The Global Climate Coalition was founded in the around 1990, and funded "scientists and writers who would provide disinformation regarding climate change to anybody who would listen. For more than ten years they supported 'research' that would cast doubt on scientific reports" about the dangers of burning fossil fuels2. This maverick outfit received a lot of media coverage each time it produced a report; it was funded by a collaboration between Exxon, Ford, Texaco, General Motors (GM), British Petroleum (BP), and DaimlerChrysler2 - yet there was no indication given in the mass media that these "scientific" reports were funded by the oil lobby - it was all presented as unbiased research, and done long-term damage to the popular understanding of climate change.
“Within months of the UN producing its first report endorsing the idea of man-made climate change, in 1989, Exxon and other big corporations started setting up pseudo-groups. The first and biggest was the Global Climate Coalition [and] when Kyoto nevertheless produced an agreement to cut emissions, Exxon, in early 1998, helped to set up a new front group, the Global Climate Science Team. [...] Between 1998 and 2005, ExxonMobil alone spent $15.8 million on forty-three different front groups, according to research published in January 2007 by the Union of Concerned Scientists, who described this as 'the most sophisticated and successful disinformation campaign since Big Tobacco misled the public.”
It has real-world effects. For example, the Daily Mail is the most popular tabloid newspaper in the UK, but, is scientifically illiterate. Nonetheless, it routinely produces articles on scientific topics, especially if they are current hot topics. They are woefully incapable of discerning what 'reports' they should repeat, and which they should debunk.
“A columnist at the Daily Mail [...] Melanie Phillips [wrote] a series of outspoken columns denouncing the whole concept of man-made climate change. 'Global warming is a scam,' she wrote in February 2002. 'The latest evidence is provided in a report published today by the European Science and Environment Forum, in which a group of the most eminent scientists from Britain and America shred the theory.' However, the forum whose work she was quoting was, in truth, yet another pseudo-group, created with the help of two PR agencies (APCO Worldwide and Burson-Marsteller) with the specific intent of campaigning against restrictions on corporate activity; and the report to which Phillips referred in such glowing terms was recycled work which had been funded by Exxon.”
They have created a long series of legitimate-looking fake lobby groups1 - "between 1998 and 2005, ExxonMobil alone spent $15.8 million on forty-three different front groups"6. It causes the public to have no chance at properly understanding the long-term damage to the environment being done by petro-oil industries.
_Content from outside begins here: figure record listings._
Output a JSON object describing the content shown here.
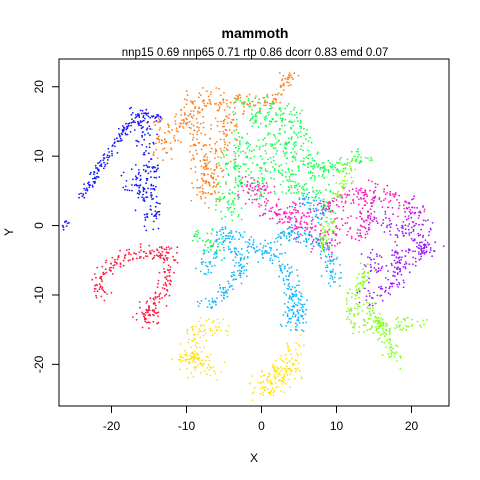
{
  "chart_data": {
    "type": "scatter",
    "title": "mammoth",
    "subtitle": "nnp15 0.69 nnp65 0.71 rtp 0.86 dcorr 0.83 emd 0.07",
    "xlabel": "X",
    "ylabel": "Y",
    "xlim": [
      -27,
      25
    ],
    "ylim": [
      -26,
      24
    ],
    "x_ticks": [
      -20,
      -10,
      0,
      10,
      20
    ],
    "y_ticks": [
      -20,
      -10,
      0,
      10,
      20
    ],
    "grid": false,
    "legend": "none",
    "strokes": [
      {
        "color": "#1a1aff",
        "w": 0.6,
        "pts": [
          [
            -24,
            4
          ],
          [
            -22,
            7.5
          ],
          [
            -20,
            11
          ],
          [
            -18,
            14
          ],
          [
            -16,
            16
          ],
          [
            -14.5,
            16
          ],
          [
            -13.5,
            15.5
          ]
        ]
      },
      {
        "color": "#1a1aff",
        "w": 1.2,
        "pts": [
          [
            -17,
            16
          ],
          [
            -15.5,
            14.5
          ],
          [
            -15,
            12.5
          ],
          [
            -16,
            11
          ]
        ]
      },
      {
        "color": "#1a1aff",
        "w": 1.5,
        "pts": [
          [
            -17,
            7.5
          ],
          [
            -16,
            8
          ],
          [
            -15.5,
            6
          ],
          [
            -15,
            4
          ],
          [
            -14.5,
            2
          ],
          [
            -15,
            1
          ],
          [
            -14,
            0.5
          ]
        ]
      },
      {
        "color": "#1a1aff",
        "w": 1.2,
        "pts": [
          [
            -15.5,
            9.5
          ],
          [
            -14.5,
            8.5
          ],
          [
            -14,
            7.5
          ]
        ]
      },
      {
        "color": "#1a1aff",
        "w": 1,
        "pts": [
          [
            -18,
            6
          ],
          [
            -17,
            5.5
          ],
          [
            -16,
            4.5
          ]
        ]
      },
      {
        "color": "#1a1aff",
        "w": 0.4,
        "pts": [
          [
            -26.5,
            -0.5
          ],
          [
            -26,
            0.5
          ]
        ]
      },
      {
        "color": "#ff1a40",
        "w": 1,
        "pts": [
          [
            -12.5,
            -3
          ],
          [
            -13.5,
            -4
          ],
          [
            -16,
            -4
          ],
          [
            -18.5,
            -4.5
          ],
          [
            -20.5,
            -6
          ],
          [
            -21.5,
            -7.5
          ],
          [
            -21.5,
            -9
          ],
          [
            -21,
            -10.5
          ]
        ]
      },
      {
        "color": "#ff1a40",
        "w": 1.2,
        "pts": [
          [
            -12.5,
            -3
          ],
          [
            -12.7,
            -6
          ],
          [
            -13,
            -8.5
          ],
          [
            -13.5,
            -10.5
          ],
          [
            -14.5,
            -12
          ],
          [
            -15.5,
            -13.5
          ],
          [
            -16,
            -13
          ]
        ]
      },
      {
        "color": "#ff1a40",
        "w": 1,
        "pts": [
          [
            -15.5,
            -11.5
          ],
          [
            -14.5,
            -12.5
          ],
          [
            -15,
            -14
          ]
        ]
      },
      {
        "color": "#ff8020",
        "w": 1.5,
        "pts": [
          [
            -11,
            12.5
          ],
          [
            -10,
            17
          ],
          [
            -9,
            18
          ],
          [
            -7,
            18.5
          ],
          [
            -5,
            17.5
          ],
          [
            -4.5,
            15
          ],
          [
            -5,
            12
          ],
          [
            -6,
            9
          ],
          [
            -6.5,
            6.5
          ],
          [
            -7,
            4
          ]
        ]
      },
      {
        "color": "#ff8020",
        "w": 1.5,
        "pts": [
          [
            -9,
            17
          ],
          [
            -8.5,
            14
          ],
          [
            -8,
            10
          ],
          [
            -7.5,
            7
          ],
          [
            -7,
            4
          ]
        ]
      },
      {
        "color": "#ff8020",
        "w": 1.2,
        "pts": [
          [
            -13.5,
            15
          ],
          [
            -13,
            12.5
          ],
          [
            -13,
            10
          ]
        ]
      },
      {
        "color": "#ff8020",
        "w": 1.2,
        "pts": [
          [
            -4,
            18.5
          ],
          [
            -2,
            18
          ],
          [
            0,
            17
          ]
        ]
      },
      {
        "color": "#ff8020",
        "w": 1,
        "pts": [
          [
            0,
            17
          ],
          [
            2,
            19
          ],
          [
            4,
            22
          ]
        ]
      },
      {
        "color": "#1aff50",
        "w": 1.5,
        "pts": [
          [
            -3,
            18
          ],
          [
            -1,
            16
          ],
          [
            1,
            15
          ],
          [
            2,
            13
          ],
          [
            3.5,
            11
          ],
          [
            4,
            8
          ],
          [
            3,
            5
          ]
        ]
      },
      {
        "color": "#1aff50",
        "w": 1.5,
        "pts": [
          [
            1,
            18
          ],
          [
            2,
            16
          ],
          [
            4,
            16
          ],
          [
            5,
            13
          ],
          [
            6,
            10
          ],
          [
            7,
            8
          ],
          [
            9,
            6
          ]
        ]
      },
      {
        "color": "#1aff50",
        "w": 1.5,
        "pts": [
          [
            -3,
            13
          ],
          [
            -2,
            10
          ],
          [
            -3,
            7
          ],
          [
            -4,
            5
          ],
          [
            -5,
            3
          ],
          [
            -4,
            1
          ]
        ]
      },
      {
        "color": "#1aff50",
        "w": 1.5,
        "pts": [
          [
            0,
            12
          ],
          [
            1,
            9
          ],
          [
            0,
            6
          ],
          [
            -1,
            4
          ]
        ]
      },
      {
        "color": "#1aff50",
        "w": 1.2,
        "pts": [
          [
            7,
            8
          ],
          [
            9,
            8.5
          ],
          [
            11,
            9
          ],
          [
            13,
            10
          ],
          [
            14,
            10.5
          ]
        ]
      },
      {
        "color": "#1aff50",
        "w": 1.2,
        "pts": [
          [
            -6,
            -1
          ],
          [
            -7,
            -3
          ],
          [
            -7,
            -4
          ]
        ]
      },
      {
        "color": "#1aff50",
        "w": 1.2,
        "pts": [
          [
            4,
            6
          ],
          [
            6,
            5
          ],
          [
            8,
            3.5
          ],
          [
            9.5,
            1.5
          ]
        ]
      },
      {
        "color": "#1aff50",
        "w": 1,
        "pts": [
          [
            -5,
            10
          ],
          [
            -4,
            9
          ]
        ]
      },
      {
        "color": "#1aff50",
        "w": 0.8,
        "pts": [
          [
            -9,
            -1
          ],
          [
            -8,
            -2
          ]
        ]
      },
      {
        "color": "#ff1ac0",
        "w": 1.5,
        "pts": [
          [
            -1,
            4
          ],
          [
            1,
            3
          ],
          [
            3,
            1
          ],
          [
            5,
            0
          ],
          [
            7,
            1
          ],
          [
            9,
            3
          ],
          [
            11,
            4
          ],
          [
            13,
            5
          ],
          [
            15,
            5
          ],
          [
            17,
            4
          ],
          [
            19,
            3
          ],
          [
            21,
            2
          ]
        ]
      },
      {
        "color": "#ff1ac0",
        "w": 1.5,
        "pts": [
          [
            5,
            0
          ],
          [
            6,
            -1
          ],
          [
            7,
            -2
          ],
          [
            9,
            -3
          ],
          [
            10,
            -1
          ],
          [
            11,
            1
          ]
        ]
      },
      {
        "color": "#ff1ac0",
        "w": 1.2,
        "pts": [
          [
            13,
            5
          ],
          [
            14,
            3
          ],
          [
            14,
            1
          ],
          [
            13.5,
            -1
          ],
          [
            12,
            -2
          ]
        ]
      },
      {
        "color": "#ff1ac0",
        "w": 1.2,
        "pts": [
          [
            -3,
            5
          ],
          [
            -1,
            6
          ],
          [
            1,
            5
          ]
        ]
      },
      {
        "color": "#ff1ac0",
        "w": 1,
        "pts": [
          [
            2,
            1
          ],
          [
            4,
            2
          ],
          [
            5,
            3
          ]
        ]
      },
      {
        "color": "#10b8ff",
        "w": 1.2,
        "pts": [
          [
            -5,
            -1
          ],
          [
            -6,
            -3
          ],
          [
            -7,
            -5
          ],
          [
            -7,
            -7
          ]
        ]
      },
      {
        "color": "#10b8ff",
        "w": 1.2,
        "pts": [
          [
            -5,
            -1
          ],
          [
            -2,
            -2
          ],
          [
            1,
            -4
          ],
          [
            3,
            -6
          ],
          [
            4,
            -9
          ],
          [
            5,
            -11
          ],
          [
            4,
            -13
          ],
          [
            3,
            -14
          ]
        ]
      },
      {
        "color": "#10b8ff",
        "w": 1.2,
        "pts": [
          [
            4,
            -9
          ],
          [
            5,
            -12
          ],
          [
            5,
            -15
          ]
        ]
      },
      {
        "color": "#10b8ff",
        "w": 1,
        "pts": [
          [
            -2,
            -4
          ],
          [
            -3,
            -7
          ],
          [
            -5,
            -9
          ],
          [
            -6,
            -11
          ],
          [
            -8,
            -12
          ]
        ]
      },
      {
        "color": "#10b8ff",
        "w": 1,
        "pts": [
          [
            3,
            -2
          ],
          [
            5,
            -1
          ],
          [
            7,
            -2
          ],
          [
            9,
            -4
          ],
          [
            9.5,
            -7
          ],
          [
            9.8,
            -8.5
          ]
        ]
      },
      {
        "color": "#10b8ff",
        "w": 1.2,
        "pts": [
          [
            2,
            -3
          ],
          [
            3,
            -1
          ],
          [
            4,
            0
          ]
        ]
      },
      {
        "color": "#10b8ff",
        "w": 0.8,
        "pts": [
          [
            -4,
            -3
          ],
          [
            -3,
            -5
          ]
        ]
      },
      {
        "color": "#10b8ff",
        "w": 1.2,
        "pts": [
          [
            5,
            3
          ],
          [
            6,
            4
          ],
          [
            7,
            3
          ],
          [
            8,
            1
          ]
        ]
      },
      {
        "color": "#9b1aff",
        "w": 1.5,
        "pts": [
          [
            15,
            2
          ],
          [
            17,
            0
          ],
          [
            19,
            -1
          ],
          [
            21,
            -2
          ],
          [
            22.5,
            -3
          ],
          [
            21,
            -4
          ],
          [
            19,
            -5
          ],
          [
            18,
            -7
          ],
          [
            17,
            -9
          ],
          [
            15,
            -10
          ],
          [
            14,
            -11
          ]
        ]
      },
      {
        "color": "#9b1aff",
        "w": 1.5,
        "pts": [
          [
            20,
            3
          ],
          [
            21,
            1
          ],
          [
            21.5,
            -1
          ]
        ]
      },
      {
        "color": "#9b1aff",
        "w": 1.2,
        "pts": [
          [
            14.5,
            -4
          ],
          [
            15,
            -6
          ],
          [
            16,
            -7
          ]
        ]
      },
      {
        "color": "#9b1aff",
        "w": 1,
        "pts": [
          [
            21,
            -3
          ],
          [
            22.5,
            -4
          ]
        ]
      },
      {
        "color": "#9b1aff",
        "w": 1,
        "pts": [
          [
            18,
            -3
          ],
          [
            18,
            -6
          ]
        ]
      },
      {
        "color": "#ffe01a",
        "w": 1.5,
        "pts": [
          [
            -9,
            -15.5
          ],
          [
            -8,
            -14.5
          ],
          [
            -6,
            -14.5
          ],
          [
            -5.5,
            -16
          ]
        ]
      },
      {
        "color": "#ffe01a",
        "w": 1.5,
        "pts": [
          [
            -9,
            -15.5
          ],
          [
            -9,
            -17
          ],
          [
            -9,
            -19
          ],
          [
            -9.5,
            -20
          ],
          [
            -8.5,
            -21
          ]
        ]
      },
      {
        "color": "#ffe01a",
        "w": 1.2,
        "pts": [
          [
            -9,
            -18
          ],
          [
            -10,
            -19
          ],
          [
            -11,
            -20
          ]
        ]
      },
      {
        "color": "#ffe01a",
        "w": 1.2,
        "pts": [
          [
            -9,
            -19
          ],
          [
            -7,
            -20
          ],
          [
            -6,
            -21
          ]
        ]
      },
      {
        "color": "#ffe01a",
        "w": 1.5,
        "pts": [
          [
            5,
            -17
          ],
          [
            4,
            -18.5
          ],
          [
            3,
            -20
          ],
          [
            2,
            -21
          ],
          [
            1,
            -22
          ],
          [
            0,
            -23
          ],
          [
            -0.5,
            -24
          ]
        ]
      },
      {
        "color": "#ffe01a",
        "w": 1.2,
        "pts": [
          [
            2,
            -21
          ],
          [
            2.5,
            -23
          ],
          [
            2,
            -24
          ]
        ]
      },
      {
        "color": "#ffe01a",
        "w": 1,
        "pts": [
          [
            3,
            -20
          ],
          [
            4,
            -21
          ],
          [
            5,
            -21
          ]
        ]
      },
      {
        "color": "#ffe01a",
        "w": 1,
        "pts": [
          [
            1,
            -22
          ],
          [
            0.5,
            -24
          ]
        ]
      },
      {
        "color": "#80ff1a",
        "w": 1,
        "pts": [
          [
            14,
            -6
          ],
          [
            13,
            -9
          ],
          [
            12,
            -11
          ],
          [
            12,
            -13
          ],
          [
            13,
            -14.5
          ],
          [
            15,
            -14.5
          ],
          [
            17,
            -14.3
          ],
          [
            19,
            -14
          ],
          [
            21,
            -13.8
          ]
        ]
      },
      {
        "color": "#80ff1a",
        "w": 1,
        "pts": [
          [
            14,
            -11
          ],
          [
            15,
            -13
          ],
          [
            16,
            -15
          ],
          [
            17,
            -17
          ],
          [
            18,
            -19.5
          ]
        ]
      },
      {
        "color": "#80ff1a",
        "w": 1,
        "pts": [
          [
            8,
            -3
          ],
          [
            9,
            -1
          ],
          [
            9,
            1
          ]
        ]
      },
      {
        "color": "#80ff1a",
        "w": 1,
        "pts": [
          [
            10,
            4
          ],
          [
            11,
            6
          ],
          [
            12,
            9
          ]
        ]
      }
    ]
  }
}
“Analysis of ExxonMobil Worldwide Contributions and Community Investments reports and ExxonMobil Foundation 990 tax forms reveals that Exxon continues to fund climate denier groups. Between 1998-2014, Exxon gave over $30 million to such groups (Source: Greenpeace and Union of Concerned Scientists). Since 2007, ExxonMobil has also donated $1.87 million to Republicans in Congress who deny climate change.”
The companies often work together. A $13-million TV advertising collaboration between Exxon, Ford, Texaco, General Motors (GM), British Petroleum (BP), and DaimlerChrysler2 in the 1990s pitched international climate-change discussions as an attack on the USA and made "the whole issue as a matter of freedom and patriotism. 'America has signed many treaties... but never a treaty of surrender,' was the key line in one advertisement, over a photograph of the Japanese surrender at the end of the Second World War"6. Their Global Climate Coalition made itself out to be a citizen-led group, and directly lobbied the government and funded 'writers who would provide disinformation regarding climate change'2. It achieved a lot of media coverage.